The recent case of Cambridge Live, which appeared for sentence before Peterborough Magistrates Court on 6th September, brought home the fact that charities are not immune to prosecution for health and safety offences and also that having charitable objectives will not of itself be sufficient to avoid large financial penalties in terms of fines and costs.
The circumstances of the case were that the charity organised a bonfire night celebration which included fairground rides on the 4th November 2015. A cyclist was involved in a collision with a lorry carrying dodgems and as a consequence lost a leg and had to undergo a series of operations. The impact did not end there and understandably she also suffered psychological damage as a result.
The charity had been set up by Cambridge City Council to run events in Cambridge. The fact that it was a charity did not prevent the imposition of a large fine.
The charity admitted the breach of health and safety law at an early stage which mitigated the penalty they faced. The charity also reviewed its procedures and ensured that in future there was a process for closing footpaths in the area when events were being set-up and taken down. On the 4th November there were no barriers to separate the public from large vehicles which may have been a significant contributory factor to the incident. In health and safety management terms it appeared that any risk assessment that had been undertaken was insufficient.
The charity was prosecuted under s3 Health and Safety at Work etc. Act 1974 for failing in its duty to ensure the health and safety of people affected by their work, and failing to undertake a suitable and sufficient risk assessment contrary to regulation 3 Management of Health and Safety at Work Regulations 1992. Notwithstanding the mitigating features Peterborough Magistrates Court imposed a fine of £30,000 and costs of £6654.37, a substantial amount for any charity to bear but a figure which it is likely was considerably less than the sentencing guidelines. The guidelines, introduced in February 2016 and applicable to all cases sentenced after that time, raised the bar considerably in relation to the level of penalties imposed. The penalties are calculated according to three criteria – culpability, harm and turnover. For an organisation with a turnover of less than £2 million, in circumstances where the culpability is high (which will be the case in most prosecutions) and harm significant a fine of up to £110,000 is within the range of sentencing. The court can take account of the profitability of an organisation and the effect of any penalty on service users and may make a proportionate adjustment as a consequence, but as can be seen in this case that will mitigate a large fine but will not eliminate it.
In this case there was no prosecution of Trustees or Senior Managers but that is always an option where an offence has been committed as a consequence of the consent or connivance of such a person or attributable to neglect on their part. Of course, the sentencing of individuals is in many respects greater than that on corporate entities as it can include the imposition of a prison sentence, although very often in health and safety prosecutions that sentence will be suspended.
In addition, unlike in the case of civil claims for damages it is not possible to insure against any financial penalty so the penalties will come directly from the charity or individual, whichever the case may be.
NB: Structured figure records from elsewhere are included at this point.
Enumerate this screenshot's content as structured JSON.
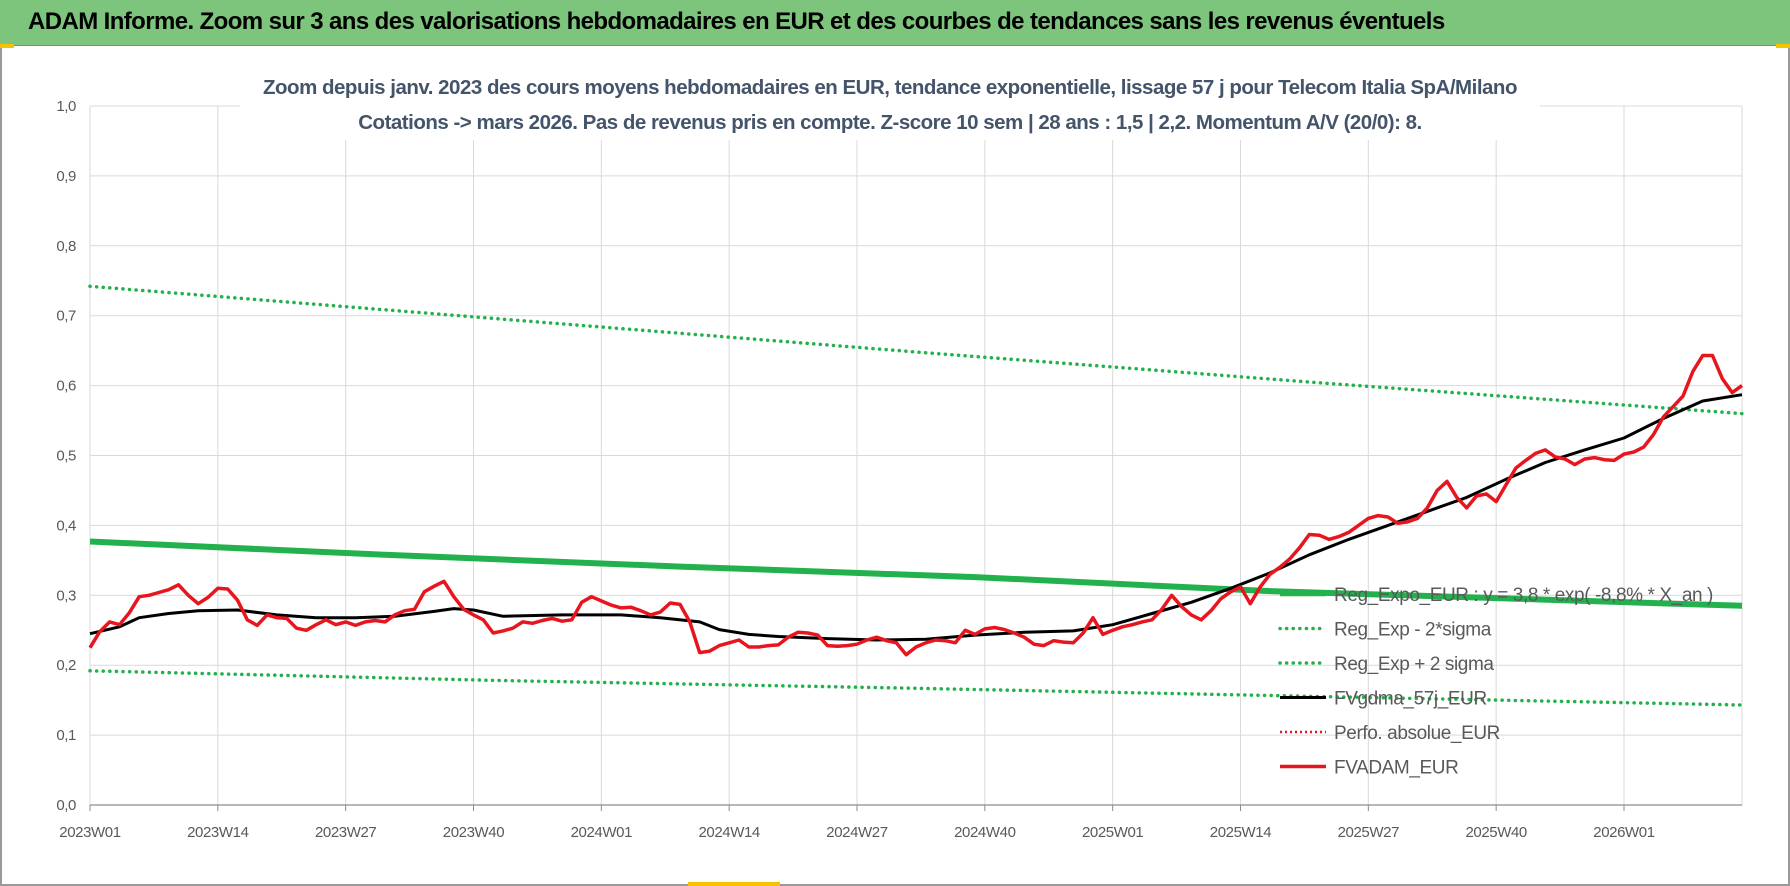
{
  "banner": {
    "title": "ADAM Informe. Zoom sur 3 ans des valorisations hebdomadaires en EUR et des courbes de tendances sans les revenus éventuels"
  },
  "colors": {
    "banner": "#7dc47c",
    "accent": "#f4c400",
    "trend": "#22b14c",
    "band": "#22b14c",
    "price": "#e8141e",
    "smooth": "#000000",
    "perfo": "#e8141e",
    "title_text": "#44546a",
    "grid": "#d9d9d9"
  },
  "chart_data": {
    "type": "line",
    "title": "Zoom depuis janv. 2023 des cours moyens hebdomadaires en EUR, tendance exponentielle, lissage 57 j pour Telecom Italia SpA/Milano",
    "subtitle": "Cotations -> mars 2026. Pas de revenus pris en compte. Z-score 10 sem | 28 ans : 1,5 | 2,2. Momentum A/V (20/0): 8.",
    "xlabel": "",
    "ylabel": "",
    "ylim": [
      0,
      1
    ],
    "yticks": [
      "0,0",
      "0,1",
      "0,2",
      "0,3",
      "0,4",
      "0,5",
      "0,6",
      "0,7",
      "0,8",
      "0,9",
      "1,0"
    ],
    "x_range_weeks": [
      0,
      168
    ],
    "xticks": [
      {
        "w": 0,
        "label": "2023W01"
      },
      {
        "w": 13,
        "label": "2023W14"
      },
      {
        "w": 26,
        "label": "2023W27"
      },
      {
        "w": 39,
        "label": "2023W40"
      },
      {
        "w": 52,
        "label": "2024W01"
      },
      {
        "w": 65,
        "label": "2024W14"
      },
      {
        "w": 78,
        "label": "2024W27"
      },
      {
        "w": 91,
        "label": "2024W40"
      },
      {
        "w": 104,
        "label": "2025W01"
      },
      {
        "w": 117,
        "label": "2025W14"
      },
      {
        "w": 130,
        "label": "2025W27"
      },
      {
        "w": 143,
        "label": "2025W40"
      },
      {
        "w": 156,
        "label": "2026W01"
      }
    ],
    "grid": true,
    "legend_position": "bottom-right",
    "series": [
      {
        "name": "Reg_Expo_EUR : y = 3,8 * exp( -8,8% * X_an )",
        "style": "trend",
        "points": [
          [
            0,
            0.377
          ],
          [
            30,
            0.358
          ],
          [
            60,
            0.341
          ],
          [
            90,
            0.326
          ],
          [
            120,
            0.306
          ],
          [
            168,
            0.285
          ]
        ]
      },
      {
        "name": "Reg_Exp - 2*sigma",
        "style": "band",
        "points": [
          [
            0,
            0.192
          ],
          [
            42,
            0.178
          ],
          [
            84,
            0.167
          ],
          [
            126,
            0.155
          ],
          [
            168,
            0.143
          ]
        ]
      },
      {
        "name": "Reg_Exp + 2 sigma",
        "style": "band",
        "points": [
          [
            0,
            0.742
          ],
          [
            42,
            0.695
          ],
          [
            84,
            0.648
          ],
          [
            126,
            0.603
          ],
          [
            168,
            0.56
          ]
        ]
      },
      {
        "name": "FVgdma_57j_EUR",
        "style": "smooth",
        "points": [
          [
            0,
            0.245
          ],
          [
            3,
            0.255
          ],
          [
            5,
            0.268
          ],
          [
            8,
            0.274
          ],
          [
            11,
            0.278
          ],
          [
            15,
            0.279
          ],
          [
            19,
            0.272
          ],
          [
            23,
            0.268
          ],
          [
            27,
            0.268
          ],
          [
            31,
            0.27
          ],
          [
            35,
            0.277
          ],
          [
            37,
            0.281
          ],
          [
            39,
            0.279
          ],
          [
            42,
            0.27
          ],
          [
            48,
            0.272
          ],
          [
            54,
            0.272
          ],
          [
            58,
            0.268
          ],
          [
            62,
            0.262
          ],
          [
            64,
            0.251
          ],
          [
            67,
            0.244
          ],
          [
            70,
            0.241
          ],
          [
            75,
            0.238
          ],
          [
            80,
            0.236
          ],
          [
            85,
            0.237
          ],
          [
            90,
            0.243
          ],
          [
            95,
            0.247
          ],
          [
            100,
            0.249
          ],
          [
            104,
            0.258
          ],
          [
            108,
            0.274
          ],
          [
            112,
            0.29
          ],
          [
            116,
            0.31
          ],
          [
            120,
            0.332
          ],
          [
            124,
            0.358
          ],
          [
            128,
            0.38
          ],
          [
            132,
            0.4
          ],
          [
            136,
            0.42
          ],
          [
            140,
            0.44
          ],
          [
            144,
            0.466
          ],
          [
            148,
            0.49
          ],
          [
            152,
            0.508
          ],
          [
            156,
            0.525
          ],
          [
            160,
            0.553
          ],
          [
            164,
            0.578
          ],
          [
            168,
            0.587
          ]
        ]
      },
      {
        "name": "Perfo. absolue_EUR",
        "style": "perfo",
        "points": []
      },
      {
        "name": "FVADAM_EUR",
        "style": "price",
        "points": [
          [
            0,
            0.225
          ],
          [
            1,
            0.248
          ],
          [
            2,
            0.262
          ],
          [
            3,
            0.258
          ],
          [
            4,
            0.275
          ],
          [
            5,
            0.298
          ],
          [
            6,
            0.3
          ],
          [
            7,
            0.304
          ],
          [
            8,
            0.308
          ],
          [
            9,
            0.315
          ],
          [
            10,
            0.3
          ],
          [
            11,
            0.288
          ],
          [
            12,
            0.297
          ],
          [
            13,
            0.31
          ],
          [
            14,
            0.309
          ],
          [
            15,
            0.293
          ],
          [
            16,
            0.265
          ],
          [
            17,
            0.257
          ],
          [
            18,
            0.272
          ],
          [
            19,
            0.268
          ],
          [
            20,
            0.267
          ],
          [
            21,
            0.253
          ],
          [
            22,
            0.25
          ],
          [
            23,
            0.258
          ],
          [
            24,
            0.265
          ],
          [
            25,
            0.258
          ],
          [
            26,
            0.262
          ],
          [
            27,
            0.257
          ],
          [
            28,
            0.262
          ],
          [
            29,
            0.264
          ],
          [
            30,
            0.262
          ],
          [
            31,
            0.272
          ],
          [
            32,
            0.278
          ],
          [
            33,
            0.28
          ],
          [
            34,
            0.305
          ],
          [
            35,
            0.313
          ],
          [
            36,
            0.32
          ],
          [
            37,
            0.298
          ],
          [
            38,
            0.28
          ],
          [
            39,
            0.272
          ],
          [
            40,
            0.265
          ],
          [
            41,
            0.246
          ],
          [
            42,
            0.249
          ],
          [
            43,
            0.253
          ],
          [
            44,
            0.262
          ],
          [
            45,
            0.26
          ],
          [
            46,
            0.264
          ],
          [
            47,
            0.267
          ],
          [
            48,
            0.263
          ],
          [
            49,
            0.265
          ],
          [
            50,
            0.29
          ],
          [
            51,
            0.298
          ],
          [
            52,
            0.292
          ],
          [
            53,
            0.286
          ],
          [
            54,
            0.282
          ],
          [
            55,
            0.283
          ],
          [
            56,
            0.278
          ],
          [
            57,
            0.272
          ],
          [
            58,
            0.276
          ],
          [
            59,
            0.289
          ],
          [
            60,
            0.287
          ],
          [
            61,
            0.262
          ],
          [
            62,
            0.218
          ],
          [
            63,
            0.22
          ],
          [
            64,
            0.228
          ],
          [
            65,
            0.232
          ],
          [
            66,
            0.236
          ],
          [
            67,
            0.226
          ],
          [
            68,
            0.226
          ],
          [
            69,
            0.228
          ],
          [
            70,
            0.229
          ],
          [
            71,
            0.24
          ],
          [
            72,
            0.247
          ],
          [
            73,
            0.246
          ],
          [
            74,
            0.243
          ],
          [
            75,
            0.228
          ],
          [
            76,
            0.227
          ],
          [
            77,
            0.228
          ],
          [
            78,
            0.23
          ],
          [
            79,
            0.236
          ],
          [
            80,
            0.24
          ],
          [
            81,
            0.235
          ],
          [
            82,
            0.232
          ],
          [
            83,
            0.215
          ],
          [
            84,
            0.226
          ],
          [
            85,
            0.232
          ],
          [
            86,
            0.236
          ],
          [
            87,
            0.235
          ],
          [
            88,
            0.232
          ],
          [
            89,
            0.25
          ],
          [
            90,
            0.244
          ],
          [
            91,
            0.252
          ],
          [
            92,
            0.254
          ],
          [
            93,
            0.251
          ],
          [
            94,
            0.246
          ],
          [
            95,
            0.24
          ],
          [
            96,
            0.23
          ],
          [
            97,
            0.228
          ],
          [
            98,
            0.235
          ],
          [
            99,
            0.233
          ],
          [
            100,
            0.232
          ],
          [
            101,
            0.246
          ],
          [
            102,
            0.268
          ],
          [
            103,
            0.244
          ],
          [
            104,
            0.25
          ],
          [
            105,
            0.255
          ],
          [
            106,
            0.258
          ],
          [
            107,
            0.262
          ],
          [
            108,
            0.265
          ],
          [
            109,
            0.28
          ],
          [
            110,
            0.3
          ],
          [
            111,
            0.284
          ],
          [
            112,
            0.272
          ],
          [
            113,
            0.265
          ],
          [
            114,
            0.278
          ],
          [
            115,
            0.295
          ],
          [
            116,
            0.305
          ],
          [
            117,
            0.312
          ],
          [
            118,
            0.288
          ],
          [
            119,
            0.312
          ],
          [
            120,
            0.33
          ],
          [
            121,
            0.34
          ],
          [
            122,
            0.352
          ],
          [
            123,
            0.368
          ],
          [
            124,
            0.387
          ],
          [
            125,
            0.386
          ],
          [
            126,
            0.38
          ],
          [
            127,
            0.384
          ],
          [
            128,
            0.39
          ],
          [
            129,
            0.4
          ],
          [
            130,
            0.41
          ],
          [
            131,
            0.414
          ],
          [
            132,
            0.412
          ],
          [
            133,
            0.403
          ],
          [
            134,
            0.405
          ],
          [
            135,
            0.41
          ],
          [
            136,
            0.425
          ],
          [
            137,
            0.45
          ],
          [
            138,
            0.463
          ],
          [
            139,
            0.44
          ],
          [
            140,
            0.425
          ],
          [
            141,
            0.442
          ],
          [
            142,
            0.445
          ],
          [
            143,
            0.434
          ],
          [
            144,
            0.458
          ],
          [
            145,
            0.482
          ],
          [
            146,
            0.493
          ],
          [
            147,
            0.503
          ],
          [
            148,
            0.508
          ],
          [
            149,
            0.498
          ],
          [
            150,
            0.495
          ],
          [
            151,
            0.487
          ],
          [
            152,
            0.495
          ],
          [
            153,
            0.497
          ],
          [
            154,
            0.494
          ],
          [
            155,
            0.493
          ],
          [
            156,
            0.502
          ],
          [
            157,
            0.505
          ],
          [
            158,
            0.512
          ],
          [
            159,
            0.53
          ],
          [
            160,
            0.555
          ],
          [
            161,
            0.57
          ],
          [
            162,
            0.585
          ],
          [
            163,
            0.62
          ],
          [
            164,
            0.643
          ],
          [
            165,
            0.643
          ],
          [
            166,
            0.61
          ],
          [
            167,
            0.59
          ],
          [
            168,
            0.6
          ]
        ]
      }
    ]
  }
}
There is also the attendant bad publicity to contend with too, which for some charities can have the most significant impact depending on the circumstances and also the nature of the charity’s objectives.
It is essential that charities have a health and safety policy and a suite of documents from that point downwards to risk assessments and, if appropriate, safe systems of work to ensure compliance. In addition, staff must be given appropriate training and it is also important to remember that any health and safety document is a live document which needs regular review and evaluation. There is no point having documents and systems “in place” that are then ignored.